Search code examples
c++ssesimdintrinsicsavx

Do I need to use _mm256_zeroupper in 2021?


From Agner Fog's "Optimizing software in C++":

There is a problem when mixing code compiled with and without AVX support on some Intel processors. There is a performance penalty when going from AVX code to non-AVX code because of a change in the YMM register state. This penalty should be avoided by calling the intrinsic function _mm256_zeroupper() before any transition from AVX code to nonAVX code. This can be necessary in the following cases:

• If part of a program is compiled with AVX support and another part of the program is compiled without AVX support then call _mm256_zeroupper() before leaving the AVX part.

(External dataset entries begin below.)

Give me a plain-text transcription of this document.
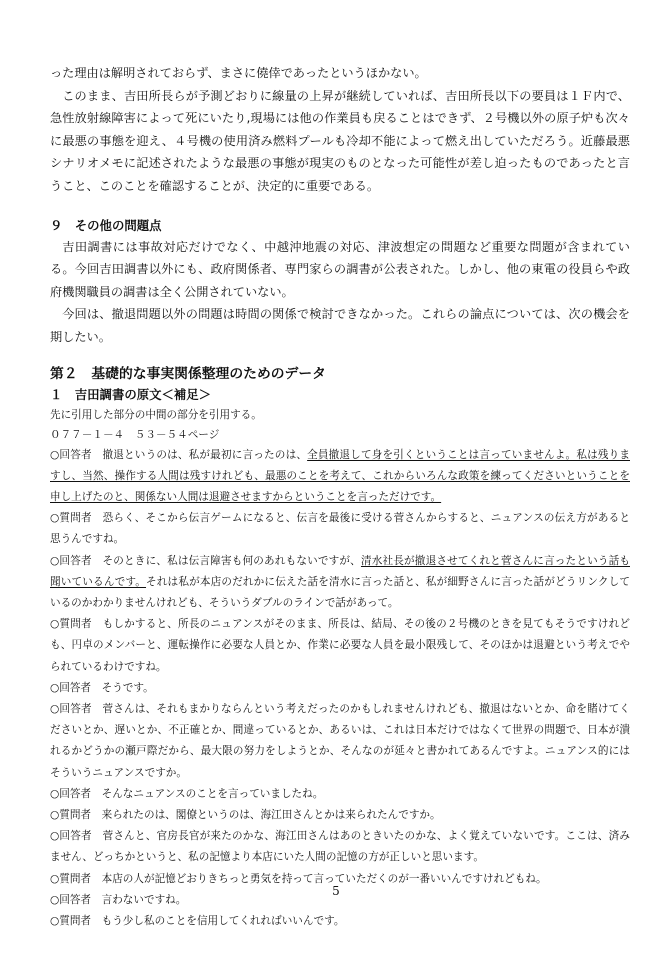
った理由は解明されておらず、まさに僥倖であったというほかない。

このまま、吉田所長らが予測どおりに線量の上昇が継続していれば、吉田所長以下の要員は１Ｆ内で、急性放射線障害によって死にいたり,現場には他の作業員も戻ることはできず、２号機以外の原子炉も次々に最悪の事態を迎え、４号機の使用済み燃料プールも冷却不能によって燃え出していただろう。近藤最悪シナリオメモに記述されたような最悪の事態が現実のものとなった可能性が差し迫ったものであったと言うこと、このことを確認することが、決定的に重要である。

９　その他の問題点

吉田調書には事故対応だけでなく、中越沖地震の対応、津波想定の問題など重要な問題が含まれている。今回吉田調書以外にも、政府関係者、専門家らの調書が公表された。しかし、他の東電の役員らや政府機関職員の調書は全く公開されていない。

今回は、撤退問題以外の問題は時間の関係で検討できなかった。これらの論点については、次の機会を期したい。

第２　基礎的な事実関係整理のためのデータ

１　吉田調書の原文＜補足＞

先に引用した部分の中間の部分を引用する。

０７７－１－４　５３－５４ページ

○回答者　撤退というのは、私が最初に言ったのは、全員撤退して身を引くということは言っていませんよ。私は残りますし、当然、操作する人間は残すけれども、最悪のことを考えて、これからいろんな政策を練ってくださいということを申し上げたのと、関係ない人間は退避させますからということを言っただけです。

○質問者　恐らく、そこから伝言ゲームになると、伝言を最後に受ける菅さんからすると、ニュアンスの伝え方があると思うんですね。

○回答者　そのときに、私は伝言障害も何のあれもないですが、清水社長が撤退させてくれと菅さんに言ったという話も聞いているんです。それは私が本店のだれかに伝えた話を清水に言った話と、私が細野さんに言った話がどうリンクしているのかわかりませんけれども、そういうダブルのラインで話があって。

○質問者　もしかすると、所長のニュアンスがそのまま、所長は、結局、その後の２号機のときを見てもそうですけれども、円卓のメンバーと、運転操作に必要な人員とか、作業に必要な人員を最小限残して、そのほかは退避という考えでやられているわけですね。

○回答者　そうです。

○回答者　菅さんは、それもまかりならんという考えだったのかもしれませんけれども、撤退はないとか、命を賭けてくださいとか、遅いとか、不正確とか、間違っているとか、あるいは、これは日本だけではなくて世界の問題で、日本が潰れるかどうかの瀬戸際だから、最大限の努力をしようとか、そんなのが延々と書かれてあるんですよ。ニュアンス的にはそういうニュアンスですか。

○回答者　そんなニュアンスのことを言っていましたね。

○質問者　来られたのは、閣僚というのは、海江田さんとかは来られたんですか。

○回答者　菅さんと、官房長官が来たのかな、海江田さんはあのときいたのかな、よく覚えていないです。ここは、済みません、どっちかというと、私の記憶より本店にいた人間の記憶の方が正しいと思います。

○質問者　本店の人が記憶どおりきちっと勇気を持って言っていただくのが一番いいんですけれどもね。

○回答者　言わないですね。

○質問者　もう少し私のことを信用してくれればいいんです。

5
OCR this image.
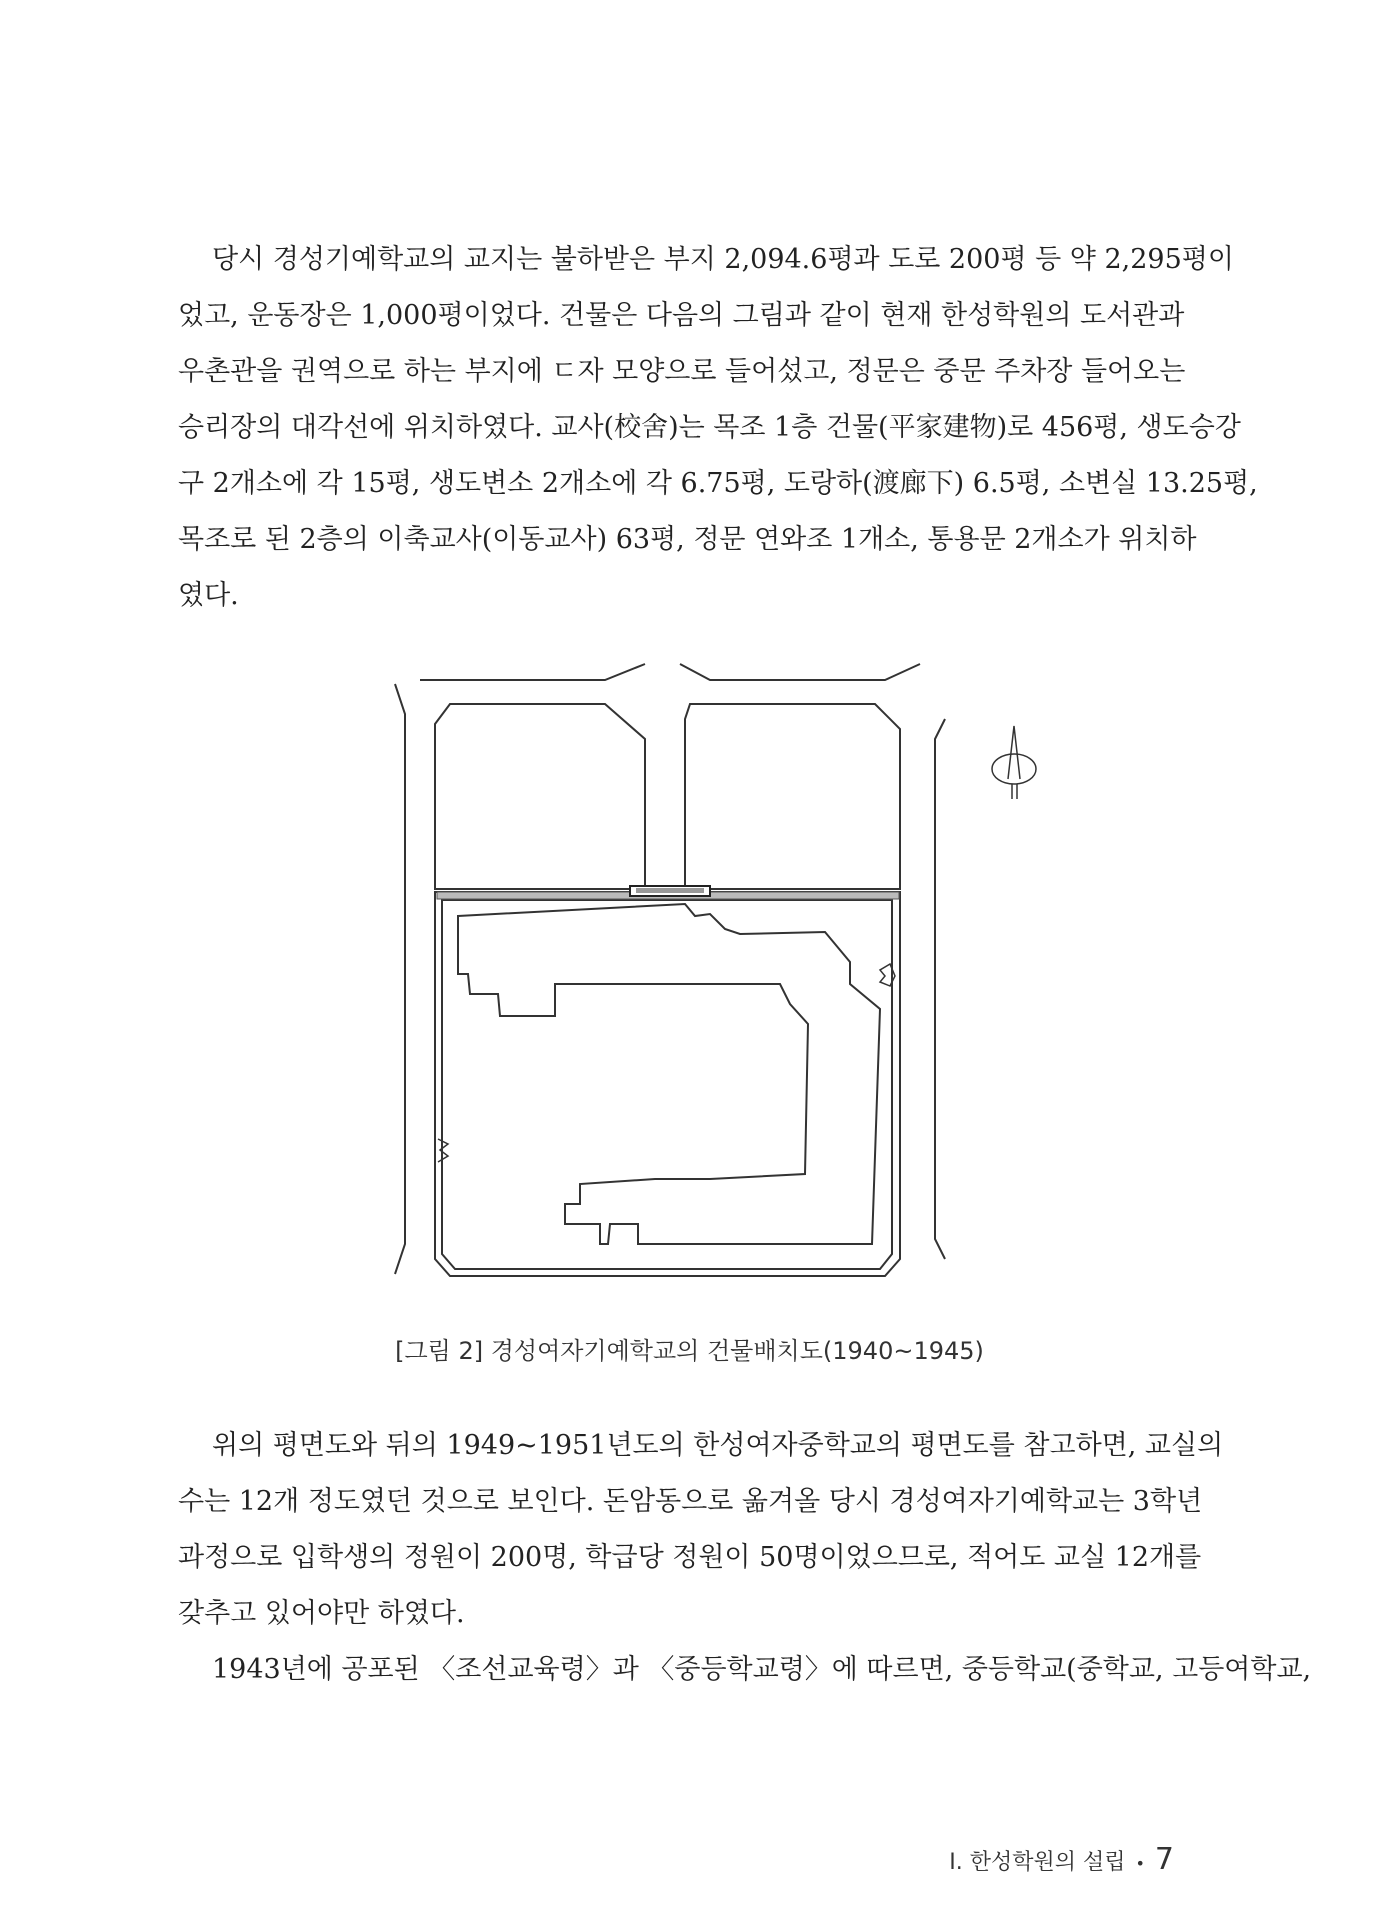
당시 경성기예학교의 교지는 불하받은 부지 2,094.6평과 도로 200평 등 약 2,295평이
었고, 운동장은 1,000평이었다. 건물은 다음의 그림과 같이 현재 한성학원의 도서관과
우촌관을 권역으로 하는 부지에 ㄷ자 모양으로 들어섰고, 정문은 중문 주차장 들어오는
승리장의 대각선에 위치하였다. 교사(校舍)는 목조 1층 건물(平家建物)로 456평, 생도승강
구 2개소에 각 15평, 생도변소 2개소에 각 6.75평, 도랑하(渡廊下) 6.5평, 소변실 13.25평,
목조로 된 2층의 이축교사(이동교사) 63평, 정문 연와조 1개소, 통용문 2개소가 위치하
였다.
[그림 2] 경성여자기예학교의 건물배치도(1940~1945)
위의 평면도와 뒤의 1949~1951년도의 한성여자중학교의 평면도를 참고하면, 교실의
수는 12개 정도였던 것으로 보인다. 돈암동으로 옮겨올 당시 경성여자기예학교는 3학년
과정으로 입학생의 정원이 200명, 학급당 정원이 50명이었으므로, 적어도 교실 12개를
갖추고 있어야만 하였다.
1943년에 공포된 〈조선교육령〉과 〈중등학교령〉에 따르면, 중등학교(중학교, 고등여학교,
Ⅰ. 한성학원의 설립 • 7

• If a function is compiled in multiple versions with and without AVX using CPU dispatching then call _mm256_zeroupper() before leaving the AVX part.

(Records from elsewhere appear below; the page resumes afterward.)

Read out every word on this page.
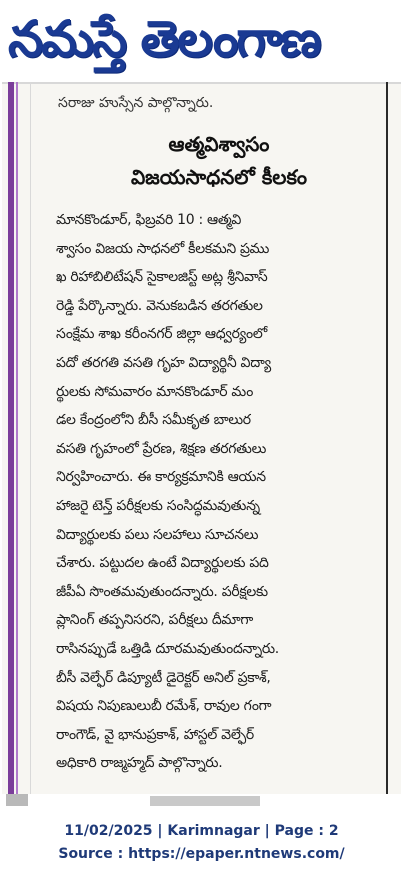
నమస్తే తెలంగాణ
సరాజు హుస్సేన పాల్గొన్నారు.
ఆత్మవిశ్వాసం
విజయసాధనలో కీలకం
మానకొండూర్, ఫిబ్రవరి 10 : ఆత్మవి
శ్వాసం విజయ సాధనలో కీలకమని ప్రము
ఖ రిహాబిలిటేషన్ సైకాలజిస్ట్ అట్ల శ్రీనివాస్
రెడ్డి పేర్కొన్నారు. వెనుకబడిన తరగతుల
సంక్షేమ శాఖ కరీంనగర్ జిల్లా ఆధ్వర్యంలో
పదో తరగతి వసతి గృహ విద్యార్థినీ విద్యా
ర్థులకు సోమవారం మానకొండూర్ మం
డల కేంద్రంలోని బీసీ సమీకృత బాలుర
వసతి గృహంలో ప్రేరణ, శిక్షణ తరగతులు
నిర్వహించారు. ఈ కార్యక్రమానికి ఆయన
హాజరై టెన్త్ పరీక్షలకు సంసిద్ధమవుతున్న
విద్యార్థులకు పలు సలహాలు సూచనలు
చేశారు. పట్టుదల ఉంటే విద్యార్థులకు పది
జీపీఏ సొంతమవుతుందన్నారు. పరీక్షలకు
ప్లానింగ్ తప్పనిసరని, పరీక్షలు దీమాగా
రాసినప్పుడే ఒత్తిడి దూరమవుతుందన్నారు.
బీసీ వెల్ఫేర్ డిప్యూటీ డైరెక్టర్ అనిల్ ప్రకాశ్,
విషయ నిపుణులుబీ రమేశ్, రావుల గంగా
రాంగౌడ్, వై భానుప్రకాశ్, హాస్టల్ వెల్ఫేర్
అధికారి రాజ్మహ్మద్ పాల్గొన్నారు.
11/02/2025 | Karimnagar | Page : 2
Source : https://epaper.ntnews.com/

• If a piece of code compiled with AVX support calls a function in a library other than the library that comes with the compiler, and the library has no AVX support, then call _mm256_zeroupper() before calling the library function.

I'm wondering what are some Intel processors. Specifically, are there processors made in the last five years. So that I know if it is too late to fix missing _mm256_zeroupper() calls or not.


Solution

  • TL:DR: Don't use the _mm256_zeroupper() intrinsic manually, compilers understand SSE/AVX transition stuff and emit vzeroupper where needed for you. (Including when auto-vectorizing or expanding memcpy/memset/whatever with YMM regs.)


    "Some Intel processors" being all except Xeon Phi.

    Xeon Phi (KNL / KNM) don't have a state optimized for running legacy SSE instructions because they're purely designed to run AVX-512. Legacy SSE instructions probably always have false dependencies merging into the destination.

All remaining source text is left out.